Some of her designs using Wensleydale wool were paraded at the Winter 1993/94 Milan fashion show. "Next to Armani and Gucci, there were our little bits of knitwear running up and down," Mrs Holton recalls.
Her wool is about as ecologically sound as raw materials get. The sheep are reared traditionally and organically in the Somerset village of Stoke sub Hamdon.
"We don't like this crash-bang-wallop style of today's farming," she says. "We don't even use a dog. When we are gathering them up, all we have to do is call them and they come running."
The farm uses no synthetic chemicals or antibiotics and practices homeopathy rather than conventional medicine. Once the sheep are shorn, the wool is then washed, combed and spun, avoiding all the chemical processes of conventional wool production. The dyes all come from plants growing locally, which Mrs Holton gathers by hand.
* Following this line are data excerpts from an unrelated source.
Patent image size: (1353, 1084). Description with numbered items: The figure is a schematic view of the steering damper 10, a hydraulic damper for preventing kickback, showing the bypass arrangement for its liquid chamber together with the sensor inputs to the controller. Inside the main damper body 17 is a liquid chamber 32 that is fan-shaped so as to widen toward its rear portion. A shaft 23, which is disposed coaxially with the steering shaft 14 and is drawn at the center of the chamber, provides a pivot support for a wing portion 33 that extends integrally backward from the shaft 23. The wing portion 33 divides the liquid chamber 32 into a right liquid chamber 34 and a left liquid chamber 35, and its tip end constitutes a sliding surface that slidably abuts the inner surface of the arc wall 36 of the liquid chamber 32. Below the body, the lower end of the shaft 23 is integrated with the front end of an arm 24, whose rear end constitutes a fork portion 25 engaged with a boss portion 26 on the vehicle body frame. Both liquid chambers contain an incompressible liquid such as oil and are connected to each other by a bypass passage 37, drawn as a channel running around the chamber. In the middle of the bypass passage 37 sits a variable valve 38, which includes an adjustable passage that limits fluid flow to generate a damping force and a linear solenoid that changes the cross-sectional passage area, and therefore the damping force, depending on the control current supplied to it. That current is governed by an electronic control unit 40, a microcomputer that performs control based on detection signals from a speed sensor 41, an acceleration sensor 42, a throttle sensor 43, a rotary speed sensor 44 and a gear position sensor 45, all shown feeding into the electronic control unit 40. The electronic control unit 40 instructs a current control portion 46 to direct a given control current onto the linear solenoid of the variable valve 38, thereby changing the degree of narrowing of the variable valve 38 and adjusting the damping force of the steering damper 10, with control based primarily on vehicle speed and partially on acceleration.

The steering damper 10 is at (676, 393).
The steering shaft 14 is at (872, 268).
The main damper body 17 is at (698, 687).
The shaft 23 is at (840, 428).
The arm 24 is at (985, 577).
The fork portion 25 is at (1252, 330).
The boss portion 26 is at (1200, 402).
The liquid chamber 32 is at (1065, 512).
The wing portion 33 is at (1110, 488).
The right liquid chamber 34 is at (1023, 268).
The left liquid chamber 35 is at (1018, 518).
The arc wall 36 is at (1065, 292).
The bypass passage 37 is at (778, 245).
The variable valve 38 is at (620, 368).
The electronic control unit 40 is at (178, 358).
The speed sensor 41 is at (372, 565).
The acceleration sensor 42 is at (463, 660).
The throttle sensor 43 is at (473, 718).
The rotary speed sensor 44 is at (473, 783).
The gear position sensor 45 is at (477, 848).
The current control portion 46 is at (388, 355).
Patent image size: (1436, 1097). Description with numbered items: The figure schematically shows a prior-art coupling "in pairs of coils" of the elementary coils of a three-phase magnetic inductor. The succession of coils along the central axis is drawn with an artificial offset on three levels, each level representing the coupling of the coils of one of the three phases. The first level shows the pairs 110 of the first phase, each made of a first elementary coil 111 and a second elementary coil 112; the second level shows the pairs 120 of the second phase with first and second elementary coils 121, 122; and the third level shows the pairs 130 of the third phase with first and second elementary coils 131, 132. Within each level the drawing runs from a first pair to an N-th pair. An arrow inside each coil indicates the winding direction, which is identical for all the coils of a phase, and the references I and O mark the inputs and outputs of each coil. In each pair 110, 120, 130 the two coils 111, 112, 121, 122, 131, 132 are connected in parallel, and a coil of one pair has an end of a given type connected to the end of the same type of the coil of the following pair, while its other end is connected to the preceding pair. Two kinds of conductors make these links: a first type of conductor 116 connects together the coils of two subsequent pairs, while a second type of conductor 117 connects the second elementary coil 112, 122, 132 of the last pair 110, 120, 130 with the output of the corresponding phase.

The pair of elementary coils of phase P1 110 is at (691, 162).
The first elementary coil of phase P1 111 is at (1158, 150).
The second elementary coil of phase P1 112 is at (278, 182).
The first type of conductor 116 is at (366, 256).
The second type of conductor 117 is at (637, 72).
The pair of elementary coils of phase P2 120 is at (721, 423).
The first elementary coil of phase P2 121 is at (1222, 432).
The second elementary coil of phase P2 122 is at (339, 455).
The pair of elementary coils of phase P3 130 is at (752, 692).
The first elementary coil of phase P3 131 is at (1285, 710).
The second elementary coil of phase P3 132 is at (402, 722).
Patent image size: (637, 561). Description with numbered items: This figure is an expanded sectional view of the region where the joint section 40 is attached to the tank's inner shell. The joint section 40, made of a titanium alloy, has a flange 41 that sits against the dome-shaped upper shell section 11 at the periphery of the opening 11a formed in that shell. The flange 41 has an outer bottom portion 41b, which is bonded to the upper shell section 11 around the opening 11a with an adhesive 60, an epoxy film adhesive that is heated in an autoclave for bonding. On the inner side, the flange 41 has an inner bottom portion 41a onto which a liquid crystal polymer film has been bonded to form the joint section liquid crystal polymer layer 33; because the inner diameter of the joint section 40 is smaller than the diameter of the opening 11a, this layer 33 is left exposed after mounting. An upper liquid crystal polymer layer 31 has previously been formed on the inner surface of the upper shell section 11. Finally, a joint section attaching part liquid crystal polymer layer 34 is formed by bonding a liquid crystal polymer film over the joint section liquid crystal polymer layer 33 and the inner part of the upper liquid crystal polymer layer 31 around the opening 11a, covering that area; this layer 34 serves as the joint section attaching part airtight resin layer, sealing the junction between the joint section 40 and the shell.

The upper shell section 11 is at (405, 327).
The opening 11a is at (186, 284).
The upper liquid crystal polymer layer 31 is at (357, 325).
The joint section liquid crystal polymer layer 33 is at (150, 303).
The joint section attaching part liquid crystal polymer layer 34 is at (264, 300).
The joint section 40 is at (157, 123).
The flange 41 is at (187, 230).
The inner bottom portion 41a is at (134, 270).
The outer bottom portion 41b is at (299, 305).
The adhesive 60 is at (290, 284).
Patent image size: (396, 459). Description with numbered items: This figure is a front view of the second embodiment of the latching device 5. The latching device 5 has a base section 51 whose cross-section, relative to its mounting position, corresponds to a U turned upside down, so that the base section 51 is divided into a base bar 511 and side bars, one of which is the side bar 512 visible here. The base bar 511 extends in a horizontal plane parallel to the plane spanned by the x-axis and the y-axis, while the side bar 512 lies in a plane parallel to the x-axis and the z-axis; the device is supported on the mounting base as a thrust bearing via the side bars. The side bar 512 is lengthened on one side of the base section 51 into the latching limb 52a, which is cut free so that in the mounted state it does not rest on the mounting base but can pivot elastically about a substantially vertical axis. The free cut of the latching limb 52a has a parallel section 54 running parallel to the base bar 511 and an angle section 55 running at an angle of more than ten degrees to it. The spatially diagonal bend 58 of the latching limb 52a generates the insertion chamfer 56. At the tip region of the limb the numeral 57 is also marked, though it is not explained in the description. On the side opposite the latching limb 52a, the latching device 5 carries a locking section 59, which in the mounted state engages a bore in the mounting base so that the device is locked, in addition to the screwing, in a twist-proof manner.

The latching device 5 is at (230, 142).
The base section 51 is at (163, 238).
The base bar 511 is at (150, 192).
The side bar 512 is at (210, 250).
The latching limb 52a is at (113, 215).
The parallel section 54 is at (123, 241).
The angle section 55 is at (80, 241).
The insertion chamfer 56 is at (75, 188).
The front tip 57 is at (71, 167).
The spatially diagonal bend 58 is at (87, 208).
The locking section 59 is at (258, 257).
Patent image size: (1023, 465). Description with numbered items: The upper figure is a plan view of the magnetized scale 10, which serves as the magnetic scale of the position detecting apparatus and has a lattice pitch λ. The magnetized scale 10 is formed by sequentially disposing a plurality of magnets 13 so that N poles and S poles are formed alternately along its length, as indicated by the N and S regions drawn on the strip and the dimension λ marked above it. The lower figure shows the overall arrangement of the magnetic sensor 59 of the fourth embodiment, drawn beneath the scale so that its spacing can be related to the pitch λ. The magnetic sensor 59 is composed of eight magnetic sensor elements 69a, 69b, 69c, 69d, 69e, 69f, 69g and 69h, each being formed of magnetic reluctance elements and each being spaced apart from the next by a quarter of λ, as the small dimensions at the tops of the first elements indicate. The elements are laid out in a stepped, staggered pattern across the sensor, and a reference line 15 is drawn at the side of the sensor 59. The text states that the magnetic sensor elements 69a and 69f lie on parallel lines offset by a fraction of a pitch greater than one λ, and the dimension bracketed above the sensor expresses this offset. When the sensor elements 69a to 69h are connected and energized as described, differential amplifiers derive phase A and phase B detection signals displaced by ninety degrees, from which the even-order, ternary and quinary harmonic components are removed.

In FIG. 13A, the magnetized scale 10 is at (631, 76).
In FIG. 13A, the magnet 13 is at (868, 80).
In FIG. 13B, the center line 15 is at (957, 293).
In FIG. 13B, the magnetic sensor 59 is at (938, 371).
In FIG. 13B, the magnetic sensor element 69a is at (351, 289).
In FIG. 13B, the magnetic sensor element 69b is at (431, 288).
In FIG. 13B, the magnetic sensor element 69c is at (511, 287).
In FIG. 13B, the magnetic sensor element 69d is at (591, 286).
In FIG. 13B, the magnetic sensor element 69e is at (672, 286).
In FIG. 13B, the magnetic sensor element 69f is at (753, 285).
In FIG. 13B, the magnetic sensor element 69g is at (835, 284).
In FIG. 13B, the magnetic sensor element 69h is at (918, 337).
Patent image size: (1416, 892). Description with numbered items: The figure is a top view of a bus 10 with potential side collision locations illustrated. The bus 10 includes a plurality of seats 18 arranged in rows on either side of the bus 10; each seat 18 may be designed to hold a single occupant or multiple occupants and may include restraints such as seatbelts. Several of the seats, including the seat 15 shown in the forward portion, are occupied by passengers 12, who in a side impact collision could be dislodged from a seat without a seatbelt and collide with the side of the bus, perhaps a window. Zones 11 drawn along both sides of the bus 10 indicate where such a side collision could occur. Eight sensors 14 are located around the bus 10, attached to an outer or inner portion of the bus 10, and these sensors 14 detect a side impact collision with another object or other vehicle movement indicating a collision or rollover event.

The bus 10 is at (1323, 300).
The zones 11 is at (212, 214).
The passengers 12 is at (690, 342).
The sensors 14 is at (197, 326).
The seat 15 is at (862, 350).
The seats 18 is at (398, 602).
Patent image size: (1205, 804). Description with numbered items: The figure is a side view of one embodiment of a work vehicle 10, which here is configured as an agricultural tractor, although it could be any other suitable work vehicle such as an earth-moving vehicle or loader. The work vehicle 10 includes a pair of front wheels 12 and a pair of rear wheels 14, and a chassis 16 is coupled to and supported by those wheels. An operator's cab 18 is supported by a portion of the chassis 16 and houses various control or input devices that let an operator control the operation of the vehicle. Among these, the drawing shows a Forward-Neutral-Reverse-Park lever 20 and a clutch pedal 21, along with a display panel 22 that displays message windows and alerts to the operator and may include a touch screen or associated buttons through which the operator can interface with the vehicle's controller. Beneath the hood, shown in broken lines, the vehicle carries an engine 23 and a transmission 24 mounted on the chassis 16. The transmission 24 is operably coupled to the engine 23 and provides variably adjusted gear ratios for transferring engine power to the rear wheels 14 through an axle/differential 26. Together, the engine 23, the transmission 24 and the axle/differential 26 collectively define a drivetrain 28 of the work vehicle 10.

Most afternoons you can catch sight of her rummaging through the hedgerows along the banks of Ham Hill, overlooking the village.
The floor of Mrs Holton's office, in a cramped farm outbuilding next to her home, is cluttered with steel bowls full of soaking green walnuts, tree bark, gnarled roots and petals. "We experiment, using old recipes from the 1600s for our dyes. We really don't know what we'll get when we soak various twigs or herbs. It's very exciting."
She dips her hand into a sweet jar full of colourless, bone-dry lichen. "This is oak moss. If you ferment this in natural ammonia - you know, urine - for about two weeks, the water will turn the deepest emperor purple. But if you boiled it now it would be bright yellow," she says. "So every shank of wool or knitted garment we produce has its own unique colour." She runs through a line of coloured shanks of wool hanging by the wall: onion-skin orange, woad blue and others.
The Holton-Hamnett partnership has meant that at a time when many rare breeds of farm animal are on the brink of extinction, this line, at least, is being saved. Wensleydales are described by the Rare Breeds Survival Trust as being "at risk". If their numbers drop further they will become "vulnerable", then "endangered", and finally "critical", before vanishing, taking with them 200 years of farming history.
Long-wool Wensleydales can be traced back to the late 18th century when their ancestors would have been plentiful across England, although the family tree of the white wool sheep, from which Wensleydales have come, dates even further back, before records were kept - to Roman times when, it is thought, they were introduced to Britain.
The Trust's national field officer, Peter King, believes that Mrs Holton's flock is proof of the worth of rare breeds. "The link with fashion can only do good for the breed and for rare breeds in general, and it helps to explode the myth that breeds are rare because they are useless," he says.
"Rare breeds are every bit as valuable as stately homes. Each one has fascinating attributes. None of us can say what will be needed in 100 years' time, so the more biodiversity in farm animals we have, the better."
Mrs Holton is proud to have deliberately discarded modern methods and returned to the roots of rural tradition. "One of the reasons we do this is to show that we can produce a top-class product in a chemical-free environment. You can be commercially viable just by changing back to older, traditional ways," she says.
"I just can't stand the state that we have all got to, the way we live our lives. The way we have lost touch with nature and with reality. Everyone seems to be out for themselves, moving faster and faster and not caring about the world around them."
However, business does demand a certain amount of modern thought. Mrs Holton does own a fax machine, which lately has been spitting out valuable orders from buyers in Taiwan - the home of synthetic goods - who are interested in her home-grown wool and Hamnett's designs, and willing to pay large amounts for them. Enough to keep Gina III's two new lambs in homeopathic medicine for quite a while.